En suma, el libro de Garton Ash abre una discusión crucial sobre la libertad de expresión en el mundo global de Internet, pero su idealismo liberal relativiza su valor. Además, lo hace en capítulos demasiado largos, de narración errática y con ejemplos discutibles. Como nos señala el autor, su obra condensa el trabajo de años, pero se echa de menos un mayor espíritu de síntesis; una mayor claridad de la propuesta, o quizá más realismo y menos idealismo; y un uso más económico y ajustado de las citas de autoridades de la filosofía anglosajona.

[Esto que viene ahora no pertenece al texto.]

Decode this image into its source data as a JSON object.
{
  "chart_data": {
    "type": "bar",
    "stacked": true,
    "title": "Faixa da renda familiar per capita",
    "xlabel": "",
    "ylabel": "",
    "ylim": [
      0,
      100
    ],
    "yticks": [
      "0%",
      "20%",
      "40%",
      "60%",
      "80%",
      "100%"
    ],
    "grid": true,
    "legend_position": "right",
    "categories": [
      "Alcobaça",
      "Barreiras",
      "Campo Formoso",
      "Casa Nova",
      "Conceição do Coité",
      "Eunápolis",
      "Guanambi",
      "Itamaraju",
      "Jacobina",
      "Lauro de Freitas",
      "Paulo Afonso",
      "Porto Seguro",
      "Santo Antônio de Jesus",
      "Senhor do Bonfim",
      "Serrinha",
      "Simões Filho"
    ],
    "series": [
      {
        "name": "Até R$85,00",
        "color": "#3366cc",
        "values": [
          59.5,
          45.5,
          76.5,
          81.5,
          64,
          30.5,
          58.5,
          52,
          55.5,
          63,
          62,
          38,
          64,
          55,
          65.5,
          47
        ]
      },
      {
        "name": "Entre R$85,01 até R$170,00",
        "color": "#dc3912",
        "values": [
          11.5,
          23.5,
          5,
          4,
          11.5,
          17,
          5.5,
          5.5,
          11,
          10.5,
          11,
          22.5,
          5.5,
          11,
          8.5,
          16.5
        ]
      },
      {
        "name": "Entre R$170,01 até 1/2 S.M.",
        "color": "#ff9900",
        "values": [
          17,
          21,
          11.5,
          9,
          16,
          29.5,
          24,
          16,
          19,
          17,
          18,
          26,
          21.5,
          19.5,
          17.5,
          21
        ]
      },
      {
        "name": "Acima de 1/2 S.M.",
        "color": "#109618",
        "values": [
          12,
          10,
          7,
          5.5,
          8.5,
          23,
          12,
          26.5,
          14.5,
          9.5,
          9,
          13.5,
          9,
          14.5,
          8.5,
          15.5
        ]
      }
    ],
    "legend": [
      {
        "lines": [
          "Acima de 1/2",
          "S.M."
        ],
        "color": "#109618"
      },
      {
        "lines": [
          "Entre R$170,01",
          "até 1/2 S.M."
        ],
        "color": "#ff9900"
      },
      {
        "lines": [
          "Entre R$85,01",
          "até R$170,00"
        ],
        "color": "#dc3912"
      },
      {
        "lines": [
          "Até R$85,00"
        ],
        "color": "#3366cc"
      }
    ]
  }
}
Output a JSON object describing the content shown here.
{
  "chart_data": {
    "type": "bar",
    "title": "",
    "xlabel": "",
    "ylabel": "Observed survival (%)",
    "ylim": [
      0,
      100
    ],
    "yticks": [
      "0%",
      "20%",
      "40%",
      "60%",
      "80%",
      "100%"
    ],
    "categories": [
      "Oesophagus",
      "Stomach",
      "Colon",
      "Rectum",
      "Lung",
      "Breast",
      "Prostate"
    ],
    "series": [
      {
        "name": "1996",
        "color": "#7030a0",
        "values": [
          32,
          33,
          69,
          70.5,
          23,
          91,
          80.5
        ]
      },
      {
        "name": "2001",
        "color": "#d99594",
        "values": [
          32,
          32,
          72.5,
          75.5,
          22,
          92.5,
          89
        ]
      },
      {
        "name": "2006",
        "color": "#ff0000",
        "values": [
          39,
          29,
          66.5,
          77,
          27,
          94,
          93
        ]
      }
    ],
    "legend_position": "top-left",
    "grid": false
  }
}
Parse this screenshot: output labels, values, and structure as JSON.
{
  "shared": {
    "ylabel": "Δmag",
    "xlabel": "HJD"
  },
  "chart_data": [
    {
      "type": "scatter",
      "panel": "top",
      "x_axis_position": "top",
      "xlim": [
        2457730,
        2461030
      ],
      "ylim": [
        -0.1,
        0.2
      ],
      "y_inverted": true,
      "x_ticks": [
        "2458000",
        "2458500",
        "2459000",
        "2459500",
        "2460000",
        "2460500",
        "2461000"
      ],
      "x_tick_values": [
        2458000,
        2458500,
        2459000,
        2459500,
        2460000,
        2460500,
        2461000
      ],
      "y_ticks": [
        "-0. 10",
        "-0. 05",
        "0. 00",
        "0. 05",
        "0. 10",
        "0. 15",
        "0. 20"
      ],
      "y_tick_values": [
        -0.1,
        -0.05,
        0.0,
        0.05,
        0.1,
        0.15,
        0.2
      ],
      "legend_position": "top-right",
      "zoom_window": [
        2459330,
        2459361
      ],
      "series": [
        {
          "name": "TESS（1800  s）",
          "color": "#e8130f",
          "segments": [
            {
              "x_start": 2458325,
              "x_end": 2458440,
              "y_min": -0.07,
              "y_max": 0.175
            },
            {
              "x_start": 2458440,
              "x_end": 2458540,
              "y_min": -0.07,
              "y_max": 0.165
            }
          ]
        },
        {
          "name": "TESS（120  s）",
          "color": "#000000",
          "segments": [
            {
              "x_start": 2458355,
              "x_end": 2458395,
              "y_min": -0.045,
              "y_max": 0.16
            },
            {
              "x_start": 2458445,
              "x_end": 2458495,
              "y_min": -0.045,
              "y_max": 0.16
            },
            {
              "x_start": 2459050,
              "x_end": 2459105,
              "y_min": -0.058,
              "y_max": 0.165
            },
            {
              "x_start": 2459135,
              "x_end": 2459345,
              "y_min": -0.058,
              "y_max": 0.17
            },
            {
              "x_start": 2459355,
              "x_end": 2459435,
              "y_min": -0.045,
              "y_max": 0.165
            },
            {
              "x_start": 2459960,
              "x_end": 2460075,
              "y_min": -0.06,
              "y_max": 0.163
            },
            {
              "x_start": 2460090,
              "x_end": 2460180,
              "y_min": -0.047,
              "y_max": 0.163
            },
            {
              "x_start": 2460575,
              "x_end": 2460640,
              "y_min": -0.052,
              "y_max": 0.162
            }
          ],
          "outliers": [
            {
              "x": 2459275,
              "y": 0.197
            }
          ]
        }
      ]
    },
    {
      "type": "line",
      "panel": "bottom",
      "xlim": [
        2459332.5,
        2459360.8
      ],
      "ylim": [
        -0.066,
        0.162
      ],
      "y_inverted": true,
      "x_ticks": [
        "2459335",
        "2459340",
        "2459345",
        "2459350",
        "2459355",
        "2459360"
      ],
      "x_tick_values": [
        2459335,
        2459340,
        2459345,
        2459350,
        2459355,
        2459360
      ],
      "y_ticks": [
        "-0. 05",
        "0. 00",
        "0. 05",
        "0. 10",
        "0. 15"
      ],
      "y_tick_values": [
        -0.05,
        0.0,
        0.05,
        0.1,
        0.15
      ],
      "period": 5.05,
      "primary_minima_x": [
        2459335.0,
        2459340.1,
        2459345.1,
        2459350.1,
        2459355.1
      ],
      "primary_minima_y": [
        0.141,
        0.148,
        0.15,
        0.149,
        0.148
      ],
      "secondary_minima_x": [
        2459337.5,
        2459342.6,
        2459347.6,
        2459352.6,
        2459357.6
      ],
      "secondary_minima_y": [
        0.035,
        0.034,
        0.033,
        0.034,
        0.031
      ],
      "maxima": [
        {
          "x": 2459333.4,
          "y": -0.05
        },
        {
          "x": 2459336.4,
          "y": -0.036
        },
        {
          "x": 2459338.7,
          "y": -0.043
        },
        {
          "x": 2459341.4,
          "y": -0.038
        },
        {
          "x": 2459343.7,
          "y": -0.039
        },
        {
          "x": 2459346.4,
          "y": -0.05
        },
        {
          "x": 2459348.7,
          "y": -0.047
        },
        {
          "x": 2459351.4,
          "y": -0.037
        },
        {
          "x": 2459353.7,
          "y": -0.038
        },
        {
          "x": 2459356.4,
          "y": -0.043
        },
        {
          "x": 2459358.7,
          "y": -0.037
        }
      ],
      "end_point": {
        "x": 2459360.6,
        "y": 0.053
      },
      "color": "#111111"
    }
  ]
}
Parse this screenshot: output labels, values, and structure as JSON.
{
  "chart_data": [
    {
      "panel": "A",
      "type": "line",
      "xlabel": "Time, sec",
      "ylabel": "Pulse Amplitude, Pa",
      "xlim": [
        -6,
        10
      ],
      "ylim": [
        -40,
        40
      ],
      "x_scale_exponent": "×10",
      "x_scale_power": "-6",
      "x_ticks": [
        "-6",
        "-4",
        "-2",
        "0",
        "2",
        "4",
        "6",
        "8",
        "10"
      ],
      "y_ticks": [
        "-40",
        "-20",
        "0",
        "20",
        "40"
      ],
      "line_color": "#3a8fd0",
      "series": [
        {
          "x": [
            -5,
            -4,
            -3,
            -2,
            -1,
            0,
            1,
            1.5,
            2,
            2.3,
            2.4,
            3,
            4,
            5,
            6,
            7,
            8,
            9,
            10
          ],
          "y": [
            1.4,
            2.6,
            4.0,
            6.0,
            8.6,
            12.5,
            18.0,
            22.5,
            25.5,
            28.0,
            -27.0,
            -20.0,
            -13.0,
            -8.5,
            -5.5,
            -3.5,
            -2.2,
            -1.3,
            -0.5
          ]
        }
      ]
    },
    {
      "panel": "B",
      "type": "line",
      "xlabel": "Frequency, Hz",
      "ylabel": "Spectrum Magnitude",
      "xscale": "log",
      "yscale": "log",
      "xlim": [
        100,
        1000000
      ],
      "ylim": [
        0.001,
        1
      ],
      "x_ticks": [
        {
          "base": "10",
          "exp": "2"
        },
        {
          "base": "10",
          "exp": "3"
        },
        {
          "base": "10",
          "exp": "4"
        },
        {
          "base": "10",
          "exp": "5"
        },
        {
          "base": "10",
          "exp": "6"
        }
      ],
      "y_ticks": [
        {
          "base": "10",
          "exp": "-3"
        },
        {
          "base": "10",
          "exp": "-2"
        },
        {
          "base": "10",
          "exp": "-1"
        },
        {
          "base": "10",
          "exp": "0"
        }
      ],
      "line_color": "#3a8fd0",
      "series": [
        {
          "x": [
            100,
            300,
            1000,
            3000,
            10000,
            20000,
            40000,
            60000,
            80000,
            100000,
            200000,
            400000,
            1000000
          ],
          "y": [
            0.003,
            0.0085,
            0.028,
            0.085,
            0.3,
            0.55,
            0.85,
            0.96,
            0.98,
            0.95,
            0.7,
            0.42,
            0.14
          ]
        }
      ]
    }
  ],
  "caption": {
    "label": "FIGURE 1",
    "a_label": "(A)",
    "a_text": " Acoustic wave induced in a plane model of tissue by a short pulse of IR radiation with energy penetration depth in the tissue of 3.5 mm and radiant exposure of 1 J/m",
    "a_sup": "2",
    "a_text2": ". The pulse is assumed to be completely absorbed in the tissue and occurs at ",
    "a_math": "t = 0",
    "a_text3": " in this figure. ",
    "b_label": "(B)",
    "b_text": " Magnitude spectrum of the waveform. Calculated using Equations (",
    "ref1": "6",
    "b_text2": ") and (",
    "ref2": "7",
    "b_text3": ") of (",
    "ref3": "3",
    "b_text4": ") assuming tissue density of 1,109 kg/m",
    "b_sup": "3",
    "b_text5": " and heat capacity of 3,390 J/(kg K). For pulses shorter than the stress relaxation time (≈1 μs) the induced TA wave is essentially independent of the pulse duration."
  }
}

Evidentemente, el autor conoce la literatura de ese ámbito académico, pero muchas de esas fuentes abrigan una validez relativa o nula para el mensaje de su trabajo.

Ángel Rivero es profesor de Ciencia Política y de la Administración en la Universidad Autónoma de Madrid. Su último libro es La constitución de la nación. Patriotismo y libertad individual en el nacimiento de la España liberal (Madrid, Gota a gota, 2011).